Trump prepara ofensiva terrestre contra o narcotráfico após operações no Caribe

Trump anunciou uma nova fase contra o narcotráfico focada em rotas terrestres na Venezuela após operações navais bem-sucedidas. O plano inclui o possível uso de drones armados. A região observa com tensão.

Militar das Forças Armadas dos EUA (imagem de referência)Foto © media.defense.gov

O presidente dos Estados Unidos, Donald Trump, anunciou nesta terça-feira que sua administração entrará em uma nova fase de sua campanha contra o crime organizado com epicentro na Venezuela: após conter a entrada de drogas por mar, agora o foco se voltará para as rotas terrestres do narcotráfico.

Em declarações da Casa Branca, o mandatário assegurou que as operações navais das últimas semanas foram efetivas: “Não temos absolutamente nenhuma droga entrando em nosso país por via marítima. Agora é hora de olhar para os cartéis”, afirmou.

Trump se mostrou categórico ao descrever os avanços recentes:

“Tínhamos muitas drogas entrando por via marítima, e agora não temos barcos no mar. Não há barcos, não há pescadores, não há nada. Atacamos vários barcos, e desde que fizemos isso, não temos absolutamente nenhuma droga entrando no nosso país por via marítima, porque foi letal. E agora vamos olhar para os cartéis. Vamos observar muito seriamente os cartéis que vêm por terra”, declarou.

Além disso, nesta terça-feira, o mandatário participou de uma reunião em Quantico (Virgínia) com generais e almirantes, na qual foram discutidas as possíveis operações futuras.

Fontes do Pentágono confirmaram a veículos como NBC News que entre as opções está o uso de drones armados para atacar líderes criminosos e laboratórios de drogas dentro da Venezuela, embora Trump ainda não tenha dado a autorização final.

Escalada no Caribe

O movimento em direção à frente terrestre ocorre após semanas de operações no Caribe.
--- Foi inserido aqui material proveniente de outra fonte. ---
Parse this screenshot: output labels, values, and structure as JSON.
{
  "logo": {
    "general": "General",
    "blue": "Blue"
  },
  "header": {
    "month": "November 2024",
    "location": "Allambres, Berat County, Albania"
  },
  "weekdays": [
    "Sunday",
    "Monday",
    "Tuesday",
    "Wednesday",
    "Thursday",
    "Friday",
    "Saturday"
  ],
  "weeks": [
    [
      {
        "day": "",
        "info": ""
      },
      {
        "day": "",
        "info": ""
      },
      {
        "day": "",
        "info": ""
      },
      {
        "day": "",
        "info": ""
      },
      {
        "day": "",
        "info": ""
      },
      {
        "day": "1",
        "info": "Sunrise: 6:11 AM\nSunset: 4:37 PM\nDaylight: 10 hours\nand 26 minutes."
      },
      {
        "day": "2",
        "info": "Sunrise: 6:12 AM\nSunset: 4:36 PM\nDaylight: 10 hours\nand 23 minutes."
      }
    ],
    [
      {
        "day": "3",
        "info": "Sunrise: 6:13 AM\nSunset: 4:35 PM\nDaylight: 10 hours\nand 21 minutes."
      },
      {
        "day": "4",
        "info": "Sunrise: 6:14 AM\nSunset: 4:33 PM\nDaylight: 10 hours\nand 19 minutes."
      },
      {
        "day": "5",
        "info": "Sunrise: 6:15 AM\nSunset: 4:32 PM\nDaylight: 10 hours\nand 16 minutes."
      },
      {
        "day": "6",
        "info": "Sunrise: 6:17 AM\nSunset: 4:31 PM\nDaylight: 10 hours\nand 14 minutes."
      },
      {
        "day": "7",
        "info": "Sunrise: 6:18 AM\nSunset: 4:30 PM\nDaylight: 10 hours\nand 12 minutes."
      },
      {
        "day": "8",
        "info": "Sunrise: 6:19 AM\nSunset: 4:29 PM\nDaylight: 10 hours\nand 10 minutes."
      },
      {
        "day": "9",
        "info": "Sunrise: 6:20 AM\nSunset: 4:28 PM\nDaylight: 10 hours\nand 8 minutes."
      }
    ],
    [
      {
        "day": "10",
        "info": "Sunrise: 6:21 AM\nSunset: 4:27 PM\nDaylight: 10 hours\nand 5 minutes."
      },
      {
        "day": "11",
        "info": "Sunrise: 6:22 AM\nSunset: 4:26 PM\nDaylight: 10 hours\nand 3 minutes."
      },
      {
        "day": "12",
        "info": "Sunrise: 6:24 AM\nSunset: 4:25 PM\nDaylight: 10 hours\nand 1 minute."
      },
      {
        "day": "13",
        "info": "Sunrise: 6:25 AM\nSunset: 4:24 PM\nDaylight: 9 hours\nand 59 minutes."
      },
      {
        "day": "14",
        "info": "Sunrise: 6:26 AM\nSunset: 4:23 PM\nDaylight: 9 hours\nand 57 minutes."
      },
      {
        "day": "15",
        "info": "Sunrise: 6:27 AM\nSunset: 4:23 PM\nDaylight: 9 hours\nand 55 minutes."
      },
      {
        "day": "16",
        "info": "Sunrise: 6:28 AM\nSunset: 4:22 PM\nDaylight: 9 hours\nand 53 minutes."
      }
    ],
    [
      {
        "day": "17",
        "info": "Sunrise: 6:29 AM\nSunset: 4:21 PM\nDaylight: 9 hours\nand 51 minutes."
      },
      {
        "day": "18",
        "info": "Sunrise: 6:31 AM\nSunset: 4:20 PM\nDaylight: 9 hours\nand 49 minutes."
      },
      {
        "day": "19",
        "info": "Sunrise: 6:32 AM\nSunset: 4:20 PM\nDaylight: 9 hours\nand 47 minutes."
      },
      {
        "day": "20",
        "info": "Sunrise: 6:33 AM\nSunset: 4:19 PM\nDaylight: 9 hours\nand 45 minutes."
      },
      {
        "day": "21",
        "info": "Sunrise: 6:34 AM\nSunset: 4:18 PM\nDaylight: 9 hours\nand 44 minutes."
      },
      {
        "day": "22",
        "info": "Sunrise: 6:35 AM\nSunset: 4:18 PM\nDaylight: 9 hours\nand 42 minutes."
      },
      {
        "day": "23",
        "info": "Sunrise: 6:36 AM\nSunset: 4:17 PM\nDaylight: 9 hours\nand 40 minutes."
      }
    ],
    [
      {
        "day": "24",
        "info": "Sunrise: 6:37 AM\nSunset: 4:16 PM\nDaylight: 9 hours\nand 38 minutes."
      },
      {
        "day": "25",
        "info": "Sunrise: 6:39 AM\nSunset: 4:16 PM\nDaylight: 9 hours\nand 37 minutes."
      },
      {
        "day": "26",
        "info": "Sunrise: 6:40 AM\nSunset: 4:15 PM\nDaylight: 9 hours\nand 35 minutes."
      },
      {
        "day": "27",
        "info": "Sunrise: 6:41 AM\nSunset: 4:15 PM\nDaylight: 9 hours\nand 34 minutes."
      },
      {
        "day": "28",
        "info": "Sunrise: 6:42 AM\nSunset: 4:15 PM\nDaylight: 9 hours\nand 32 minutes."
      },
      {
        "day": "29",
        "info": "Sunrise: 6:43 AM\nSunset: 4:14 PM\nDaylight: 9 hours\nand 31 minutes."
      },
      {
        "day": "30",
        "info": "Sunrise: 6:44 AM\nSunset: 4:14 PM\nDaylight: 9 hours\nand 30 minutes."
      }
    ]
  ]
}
Os Estados Unidos deslocaram mais de 15 navios de guerra, submarinos nucleares, caças F-35 em Porto Rico e cerca de 7.000 efetivos, na maior mobilização desse tipo desde a década de 1980.

Nesse contexto, o Comando Sul afundou pelo menos três embarcações provenientes da Venezuela no que descreve como ações contra o narcotráfico. Um desses incidentes deixou 11 mortos, atribuídos por Washington ao Tren de Aragua, designado como organização terrorista.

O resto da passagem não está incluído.